L’asserito rovesciamento del principio dell’ingiustificato arricchimento, che, secondo il rimettente, starebbe a dimostrare l’illegittimità della disposizione censurata, appare, infatti, frutto di erronea considerazione dei presupposti sulla base dei quali opera l’istituto del rimborso dei contributi, atteso che esso riguarda (come, del resto, posto in risalto anche dalla giurisprudenza di legittimità) non già una contribuzione indebita, bensì versamenti legittimamente percepiti dall’ente previdenziale di categoria, in forza di espressa disposizione legislativa, per realizzare le finalità di previdenza ed assistenza cui l’ente stesso é deputato.
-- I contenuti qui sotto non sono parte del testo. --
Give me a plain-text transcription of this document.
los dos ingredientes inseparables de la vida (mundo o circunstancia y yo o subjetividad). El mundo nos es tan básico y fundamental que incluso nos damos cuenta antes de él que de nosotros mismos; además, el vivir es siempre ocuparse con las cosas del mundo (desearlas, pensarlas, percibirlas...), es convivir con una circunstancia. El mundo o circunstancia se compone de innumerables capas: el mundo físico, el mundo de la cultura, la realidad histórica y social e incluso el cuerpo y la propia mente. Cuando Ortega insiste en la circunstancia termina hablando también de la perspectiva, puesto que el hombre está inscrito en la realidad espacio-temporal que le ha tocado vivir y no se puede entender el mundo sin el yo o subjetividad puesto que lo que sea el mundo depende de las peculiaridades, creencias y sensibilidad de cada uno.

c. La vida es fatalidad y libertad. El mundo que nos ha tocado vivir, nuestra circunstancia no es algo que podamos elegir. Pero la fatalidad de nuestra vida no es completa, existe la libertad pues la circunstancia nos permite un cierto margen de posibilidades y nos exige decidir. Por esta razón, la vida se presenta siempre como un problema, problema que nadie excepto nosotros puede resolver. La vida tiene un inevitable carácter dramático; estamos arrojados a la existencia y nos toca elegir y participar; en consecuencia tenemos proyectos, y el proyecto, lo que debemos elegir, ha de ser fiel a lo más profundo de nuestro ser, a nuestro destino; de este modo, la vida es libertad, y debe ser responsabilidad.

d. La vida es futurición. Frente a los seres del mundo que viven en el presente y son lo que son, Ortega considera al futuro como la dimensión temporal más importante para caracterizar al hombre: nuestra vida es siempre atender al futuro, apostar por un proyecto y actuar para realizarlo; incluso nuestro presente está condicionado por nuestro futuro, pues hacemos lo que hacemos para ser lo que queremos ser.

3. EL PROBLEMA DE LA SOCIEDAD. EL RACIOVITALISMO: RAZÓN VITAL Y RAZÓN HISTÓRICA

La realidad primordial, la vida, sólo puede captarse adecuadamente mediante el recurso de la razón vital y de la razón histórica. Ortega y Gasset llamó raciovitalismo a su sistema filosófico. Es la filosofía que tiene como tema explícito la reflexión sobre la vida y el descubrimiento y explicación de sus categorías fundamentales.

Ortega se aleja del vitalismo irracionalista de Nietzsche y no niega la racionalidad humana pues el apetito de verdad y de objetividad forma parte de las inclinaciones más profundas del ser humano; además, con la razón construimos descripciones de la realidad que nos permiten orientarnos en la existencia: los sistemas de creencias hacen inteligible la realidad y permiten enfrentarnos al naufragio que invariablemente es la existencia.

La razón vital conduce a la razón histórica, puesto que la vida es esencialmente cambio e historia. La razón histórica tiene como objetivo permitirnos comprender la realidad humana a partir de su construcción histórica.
Non pertinente é, dunque, il richiamo alla disciplina dell’art. 2041 del codice civile, giacchè il diritto alla restituzione sussiste esclusivamente in funzione della specifica norma che lo contempla e lo regola, derogando, entro dati limiti, al principio di indisponibilità dell’obbligazione contributiva previdenziale, la quale, soprattutto nel sistema della previdenza di categoria, ove il concorso della solidarietà esterna della collettività é soltanto eccezionale e sussidiario (vedi sentenze nn. 88 e 78 del 1995), costituisce lo strumento indefettibile per il finanziamento del sistema medesimo.

6.- Nè, infine, risulta fondata la censura che muove dalla comparazione con le disposizioni disciplinanti la previdenza di altre categorie professionali.
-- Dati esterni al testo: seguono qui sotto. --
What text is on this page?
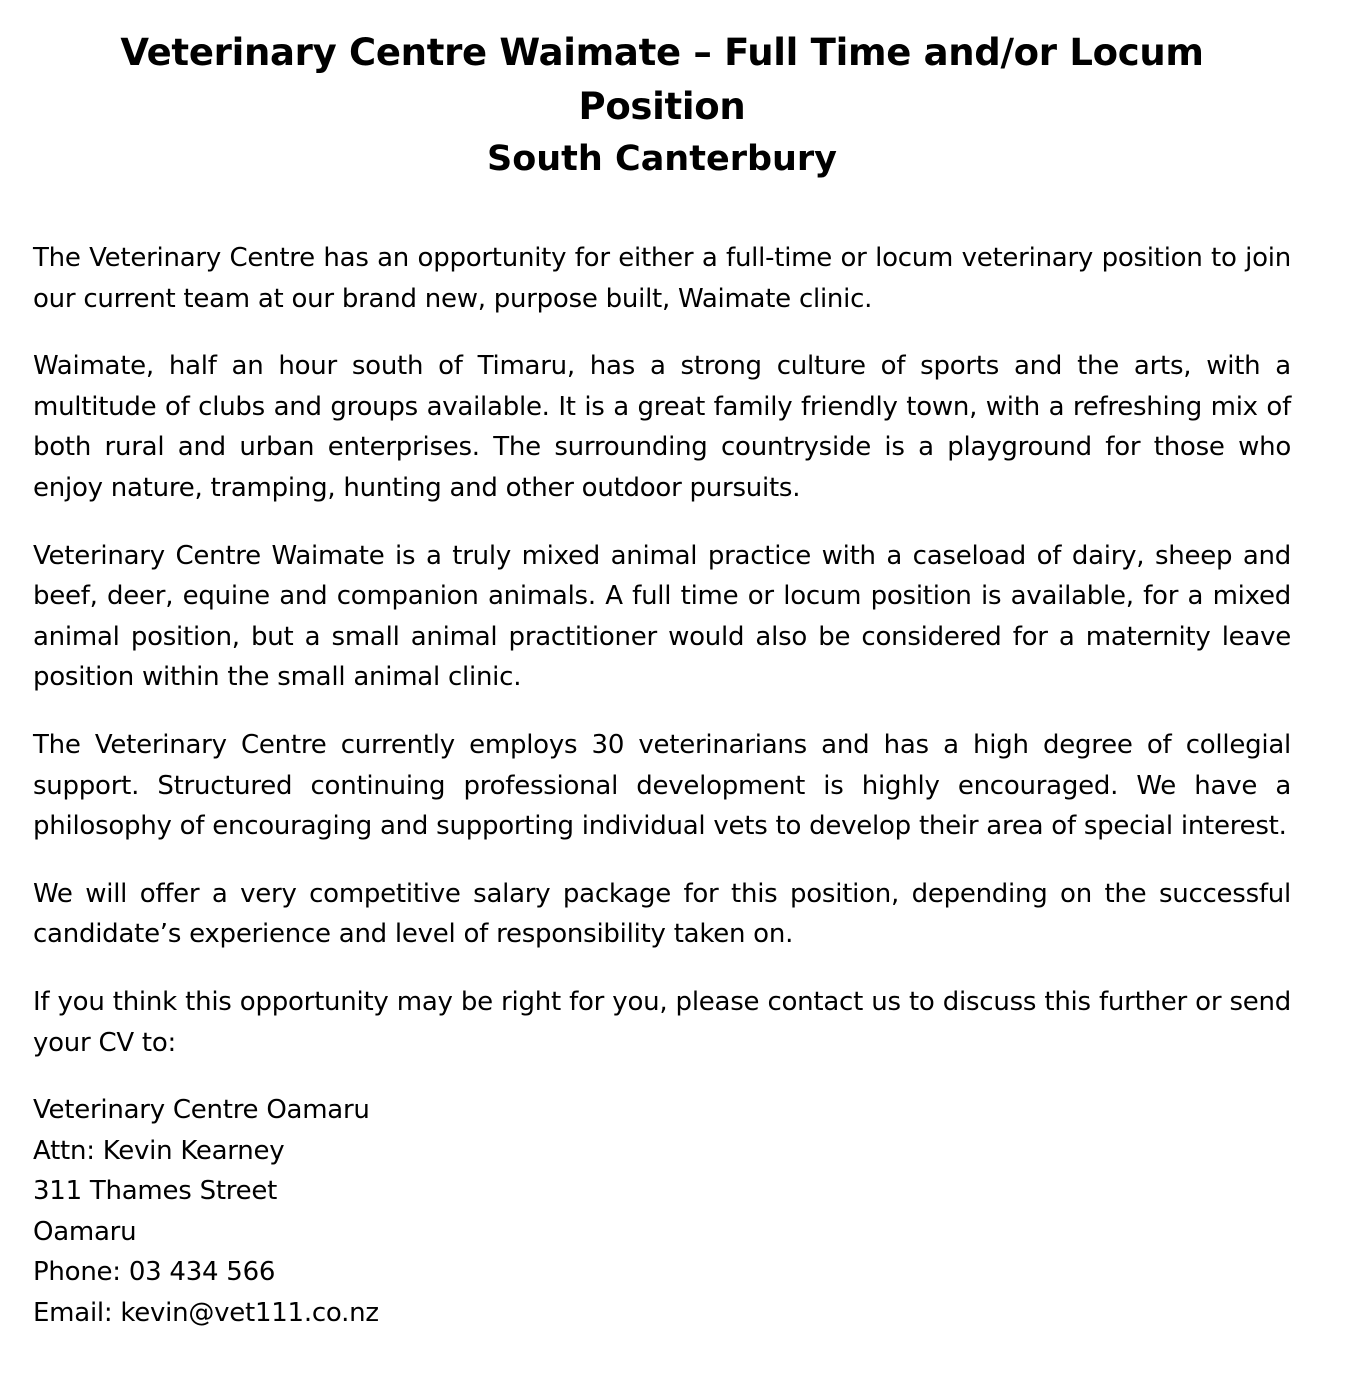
Veterinary Centre Waimate – Full Time and/or Locum Position
South Canterbury

The Veterinary Centre has an opportunity for either a full-time or locum veterinary position to join our current team at our brand new, purpose built, Waimate clinic.

Waimate, half an hour south of Timaru, has a strong culture of sports and the arts, with a multitude of clubs and groups available. It is a great family friendly town, with a refreshing mix of both rural and urban enterprises. The surrounding countryside is a playground for those who enjoy nature, tramping, hunting and other outdoor pursuits.

Veterinary Centre Waimate is a truly mixed animal practice with a caseload of dairy, sheep and beef, deer, equine and companion animals. A full time or locum position is available, for a mixed animal position, but a small animal practitioner would also be considered for a maternity leave position within the small animal clinic.

The Veterinary Centre currently employs 30 veterinarians and has a high degree of collegial support. Structured continuing professional development is highly encouraged. We have a philosophy of encouraging and supporting individual vets to develop their area of special interest.

We will offer a very competitive salary package for this position, depending on the successful candidate’s experience and level of responsibility taken on.

If you think this opportunity may be right for you, please contact us to discuss this further or send your CV to:

Veterinary Centre Oamaru
Attn: Kevin Kearney
311 Thames Street
Oamaru
Phone: 03 434 566
Email: kevin@vet111.co.nz
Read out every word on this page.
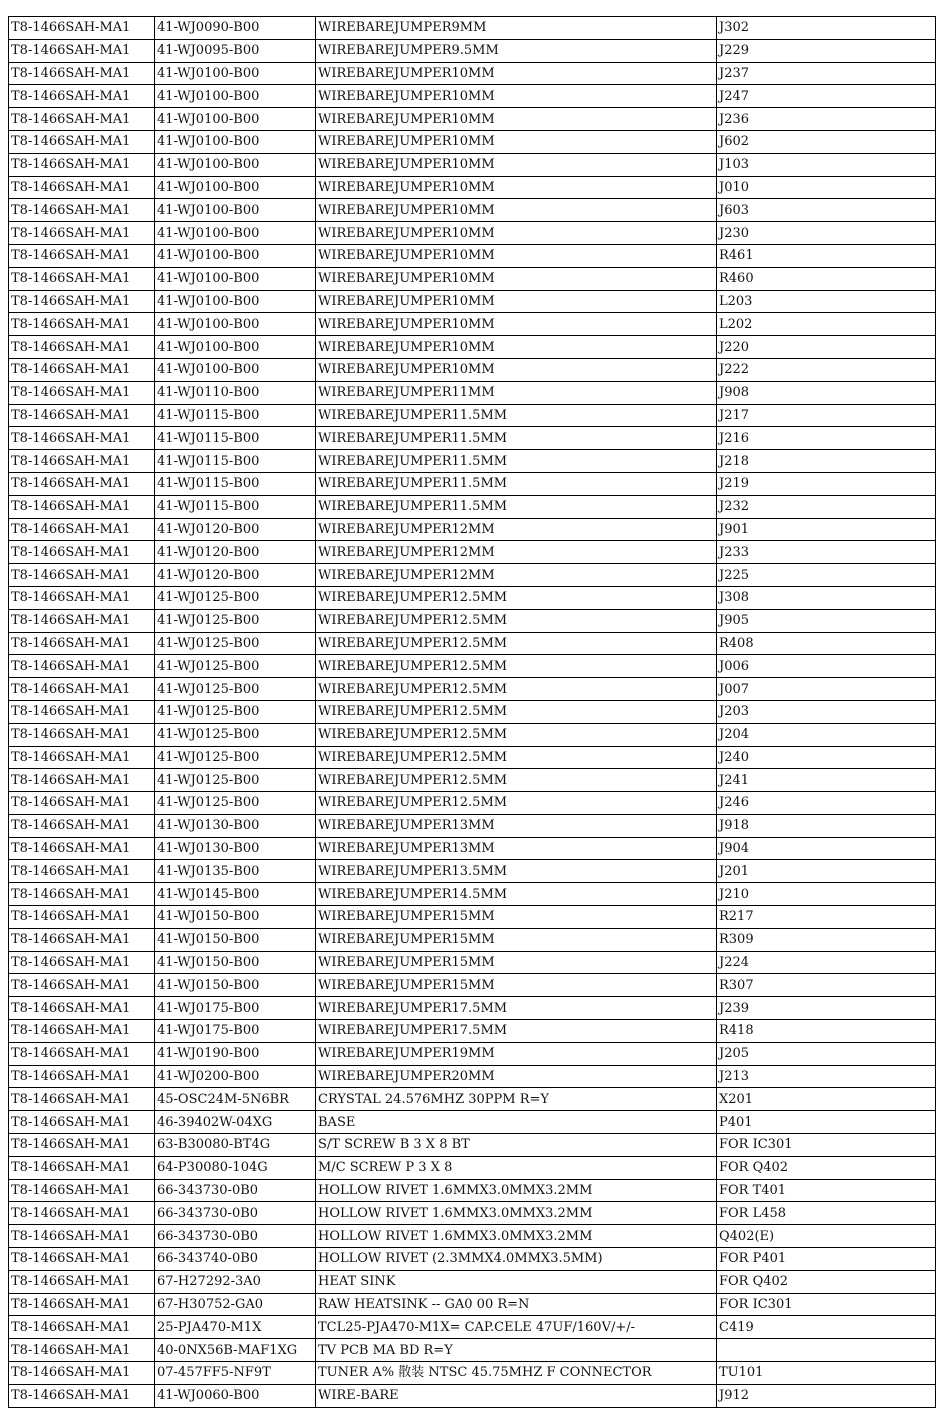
T8-1466SAH-MA1	41-WJ0090-B00	WIREBAREJUMPER9MM	J302
T8-1466SAH-MA1	41-WJ0095-B00	WIREBAREJUMPER9.5MM	J229
T8-1466SAH-MA1	41-WJ0100-B00	WIREBAREJUMPER10MM	J237
T8-1466SAH-MA1	41-WJ0100-B00	WIREBAREJUMPER10MM	J247
T8-1466SAH-MA1	41-WJ0100-B00	WIREBAREJUMPER10MM	J236
T8-1466SAH-MA1	41-WJ0100-B00	WIREBAREJUMPER10MM	J602
T8-1466SAH-MA1	41-WJ0100-B00	WIREBAREJUMPER10MM	J103
T8-1466SAH-MA1	41-WJ0100-B00	WIREBAREJUMPER10MM	J010
T8-1466SAH-MA1	41-WJ0100-B00	WIREBAREJUMPER10MM	J603
T8-1466SAH-MA1	41-WJ0100-B00	WIREBAREJUMPER10MM	J230
T8-1466SAH-MA1	41-WJ0100-B00	WIREBAREJUMPER10MM	R461
T8-1466SAH-MA1	41-WJ0100-B00	WIREBAREJUMPER10MM	R460
T8-1466SAH-MA1	41-WJ0100-B00	WIREBAREJUMPER10MM	L203
T8-1466SAH-MA1	41-WJ0100-B00	WIREBAREJUMPER10MM	L202
T8-1466SAH-MA1	41-WJ0100-B00	WIREBAREJUMPER10MM	J220
T8-1466SAH-MA1	41-WJ0100-B00	WIREBAREJUMPER10MM	J222
T8-1466SAH-MA1	41-WJ0110-B00	WIREBAREJUMPER11MM	J908
T8-1466SAH-MA1	41-WJ0115-B00	WIREBAREJUMPER11.5MM	J217
T8-1466SAH-MA1	41-WJ0115-B00	WIREBAREJUMPER11.5MM	J216
T8-1466SAH-MA1	41-WJ0115-B00	WIREBAREJUMPER11.5MM	J218
T8-1466SAH-MA1	41-WJ0115-B00	WIREBAREJUMPER11.5MM	J219
T8-1466SAH-MA1	41-WJ0115-B00	WIREBAREJUMPER11.5MM	J232
T8-1466SAH-MA1	41-WJ0120-B00	WIREBAREJUMPER12MM	J901
T8-1466SAH-MA1	41-WJ0120-B00	WIREBAREJUMPER12MM	J233
T8-1466SAH-MA1	41-WJ0120-B00	WIREBAREJUMPER12MM	J225
T8-1466SAH-MA1	41-WJ0125-B00	WIREBAREJUMPER12.5MM	J308
T8-1466SAH-MA1	41-WJ0125-B00	WIREBAREJUMPER12.5MM	J905
T8-1466SAH-MA1	41-WJ0125-B00	WIREBAREJUMPER12.5MM	R408
T8-1466SAH-MA1	41-WJ0125-B00	WIREBAREJUMPER12.5MM	J006
T8-1466SAH-MA1	41-WJ0125-B00	WIREBAREJUMPER12.5MM	J007
T8-1466SAH-MA1	41-WJ0125-B00	WIREBAREJUMPER12.5MM	J203
T8-1466SAH-MA1	41-WJ0125-B00	WIREBAREJUMPER12.5MM	J204
T8-1466SAH-MA1	41-WJ0125-B00	WIREBAREJUMPER12.5MM	J240
T8-1466SAH-MA1	41-WJ0125-B00	WIREBAREJUMPER12.5MM	J241
T8-1466SAH-MA1	41-WJ0125-B00	WIREBAREJUMPER12.5MM	J246
T8-1466SAH-MA1	41-WJ0130-B00	WIREBAREJUMPER13MM	J918
T8-1466SAH-MA1	41-WJ0130-B00	WIREBAREJUMPER13MM	J904
T8-1466SAH-MA1	41-WJ0135-B00	WIREBAREJUMPER13.5MM	J201
T8-1466SAH-MA1	41-WJ0145-B00	WIREBAREJUMPER14.5MM	J210
T8-1466SAH-MA1	41-WJ0150-B00	WIREBAREJUMPER15MM	R217
T8-1466SAH-MA1	41-WJ0150-B00	WIREBAREJUMPER15MM	R309
T8-1466SAH-MA1	41-WJ0150-B00	WIREBAREJUMPER15MM	J224
T8-1466SAH-MA1	41-WJ0150-B00	WIREBAREJUMPER15MM	R307
T8-1466SAH-MA1	41-WJ0175-B00	WIREBAREJUMPER17.5MM	J239
T8-1466SAH-MA1	41-WJ0175-B00	WIREBAREJUMPER17.5MM	R418
T8-1466SAH-MA1	41-WJ0190-B00	WIREBAREJUMPER19MM	J205
T8-1466SAH-MA1	41-WJ0200-B00	WIREBAREJUMPER20MM	J213
T8-1466SAH-MA1	45-OSC24M-5N6BR	CRYSTAL 24.576MHZ 30PPM R=Y	X201
T8-1466SAH-MA1	46-39402W-04XG	BASE	P401
T8-1466SAH-MA1	63-B30080-BT4G	S/T SCREW B 3 X 8 BT	FOR IC301
T8-1466SAH-MA1	64-P30080-104G	M/C SCREW P 3 X 8	FOR Q402
T8-1466SAH-MA1	66-343730-0B0	HOLLOW RIVET 1.6MMX3.0MMX3.2MM	FOR T401
T8-1466SAH-MA1	66-343730-0B0	HOLLOW RIVET 1.6MMX3.0MMX3.2MM	FOR L458
T8-1466SAH-MA1	66-343730-0B0	HOLLOW RIVET 1.6MMX3.0MMX3.2MM	Q402(E)
T8-1466SAH-MA1	66-343740-0B0	HOLLOW RIVET (2.3MMX4.0MMX3.5MM)	FOR P401
T8-1466SAH-MA1	67-H27292-3A0	HEAT SINK	FOR Q402
T8-1466SAH-MA1	67-H30752-GA0	RAW HEATSINK -- GA0 00 R=N	FOR IC301
T8-1466SAH-MA1	25-PJA470-M1X	TCL25-PJA470-M1X= CAP.CELE 47UF/160V/+/-	C419
T8-1466SAH-MA1	40-0NX56B-MAF1XG	TV PCB MA BD R=Y	
T8-1466SAH-MA1	07-457FF5-NF9T	TUNER A% 散装 NTSC 45.75MHZ F CONNECTOR	TU101
T8-1466SAH-MA1	41-WJ0060-B00	WIRE-BARE	J912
E ciò per il preminente e decisivo rilievo, corroborato dal consolidato orientamento di questa Corte (vedi, tra le tante, le già menzionate sentenza n. 88 del 1995 e ordinanza n. 369 del 1995), per cui non sono producenti confronti tra i vari sistemi previdenziali dei liberi professionisti al fine di dedurne la violazione del principio di eguaglianza, stante l’autonomia che i sistemi stessi presentano in relazione alle peculiarità di ogni categoria e considerate le rispettive esigenze di equilibrio finanziario.

Ne é riprova, del resto, il fatto che, nell’ambito dei diversi regimi di previdenza categoriale, non si rinviene una disciplina assolutamente uniforme dell’istituto della restituzione dei contributi versati, a tacer ovviamente dei casi in cui lo stesso é escluso o in via generale (art. 10 dello statuto della Cassa nazionale del notariato) oppure proprio in riferimento ai superstiti dell’assicurato (art. 6 della legge n. 236 del 1990, sulla previdenza dei geometri, che ha abrogato la diversa previsione contenuta nell’art. 21 della legge n. 773 del 1982).

PER QUESTI MOTIVI

LA CORTE COSTITUZIONALE

dichiara non fondata la questione di legittimità costituzionale dell’art. 21 della legge 5 agosto 1991, n. 249 (Riforma dell’Ente di previdenza ed assistenza per i consulenti del lavoro), sollevata, in riferimento agli artt. 3 e 38 della Costituzione, dal Pretore di Torino, sezione distaccata di Rivarolo Canavese, con l’ordinanza indicata in epigrafe.

Così deciso in Roma, nella sede della Corte costituzionale, Palazzo della Consulta, il 13 luglio 2000.

Cesare MIRABELLI, Presidente

Massimo VARI, Redattore

Depositata in cancelleria il 31 luglio 2000.